Дело, разумеется, не зашло бы так далеко, если бы за те четырнадцать лет, что отделяют начало работы над «Евгением Онегиным» от публикации четырех роскошно отпечатанных томов, статус Набокова как литератора не претерпел очень существенных изменений. Они, помимо многого другого, резко усилили и прежде ему присущее чувство своей исключительности и непогрешимости. Он был непоколебимо убежден, что никто до него не сумел толком перевести «Онегина» или как следует прочесть роман. И что сделанное им сделано на века — новых английских версий не будет (Арндт, однако, думал иначе, а в 1977-м появился еще один стихотворный перевод — сэра Чарлза Джонстона).
К тому времени, как в 1964 году Набоков последний раз рукой мастера прошелся по своей необъятной рукописи, после долгих проволочек отправлявшейся в типографию, это убеждение приняло у него характер некой обсессии. С Пушкиным он чувствовал себя, как известный герой, «на дружеской ноге», и просматривая свой труд в последний раз, уже в 1970-м, удовлетворенно писал редактору: «Я для него сделал по меньшей мере столько же, сколько он для меня».
Но и до этого давал себя ощутить комплекс единственного достойного интерпретатора Пушкина, склонявший к некорректным действиям — вроде разгромной статьи о переводе Арндта, когда вот-вот должен был появиться его собственный. Что же касается прежних переводчиков, им достается поминутно, да еще в каких выражениях! «Зарифмованные глупости… смехотворные ошибки… нелепость» — и это не самое худшее.
Комментарий, занимающий основное место в его издании (где был факсимильно воспроизведен петербургский «Евгений Онегин» 1837 года, последний вышедший при жизни Пушкина, а также давались история рода Ганнибалов, очерк различий между русской и английской системой стихосложения, подробнейший указатель), расцвечен такого рода комплиментами.
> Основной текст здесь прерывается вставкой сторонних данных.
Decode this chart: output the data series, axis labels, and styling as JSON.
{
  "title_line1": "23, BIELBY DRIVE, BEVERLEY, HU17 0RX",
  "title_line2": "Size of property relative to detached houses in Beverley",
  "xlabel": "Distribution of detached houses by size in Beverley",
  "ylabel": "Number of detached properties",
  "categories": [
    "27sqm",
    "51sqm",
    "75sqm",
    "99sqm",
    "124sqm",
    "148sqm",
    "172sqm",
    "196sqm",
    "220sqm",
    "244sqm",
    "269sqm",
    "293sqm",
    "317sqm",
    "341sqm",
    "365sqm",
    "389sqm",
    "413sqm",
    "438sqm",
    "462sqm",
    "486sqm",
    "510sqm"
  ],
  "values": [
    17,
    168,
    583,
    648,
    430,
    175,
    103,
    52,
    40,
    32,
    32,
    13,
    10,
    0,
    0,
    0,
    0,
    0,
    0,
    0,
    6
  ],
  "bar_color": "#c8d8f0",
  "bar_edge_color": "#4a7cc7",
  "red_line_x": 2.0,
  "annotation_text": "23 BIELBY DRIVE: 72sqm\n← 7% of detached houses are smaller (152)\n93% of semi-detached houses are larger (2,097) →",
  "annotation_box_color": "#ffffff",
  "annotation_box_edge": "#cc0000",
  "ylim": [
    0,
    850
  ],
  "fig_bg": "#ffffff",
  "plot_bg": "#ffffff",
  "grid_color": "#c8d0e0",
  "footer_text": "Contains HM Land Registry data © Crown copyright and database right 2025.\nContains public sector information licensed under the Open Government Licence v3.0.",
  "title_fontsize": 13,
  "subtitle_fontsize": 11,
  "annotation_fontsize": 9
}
Почти так же часто ими Набоков удостаивает и толкователей романа, работавших до него. Его любимая мишень — официозное советское литературоведение, которое все норовило увидеть в герое почти декабриста, а в авторе обличителя дикостей крепостного права. Однако нелестных упоминаний удостоены и старые русские «журналисты типа Белинского — Достоевского — Сидорова»: они уродовали роман своими «страстными патриотическими восхвалениями добродетельности, воплотившейся в Татьяне», хотя на самом деле в последней сцене с Онегиным она, уверяет Набоков, дала прозрачное обещание, «от которого должно было радостно забиться сердце искушенного Евгения». И Набоков поддается соблазну пофантазировать о том, как именно протекал бы их беззаконный роман, заодно издеваясь над «идейной критикой», особенно — этого следовало ожидать — над знаменитой Пушкинской речью Достоевского. «Сверх всякой меры захваленный автор сентиментальных и готических романов», Достоевский не вполне точно сформулировал какие-то подробности (не учел, например, что маршрут путешествия Онегина пролегал не по чужбине, а, скорей, по России, зря аттестовал мужа Татьяны «честным стариком» — тот был еще не стар годами). Стало быть, с ликованием заключает Набоков, готовясь к своей «трескучей политико-патриотической речи», Достоевский даже не перечел роман.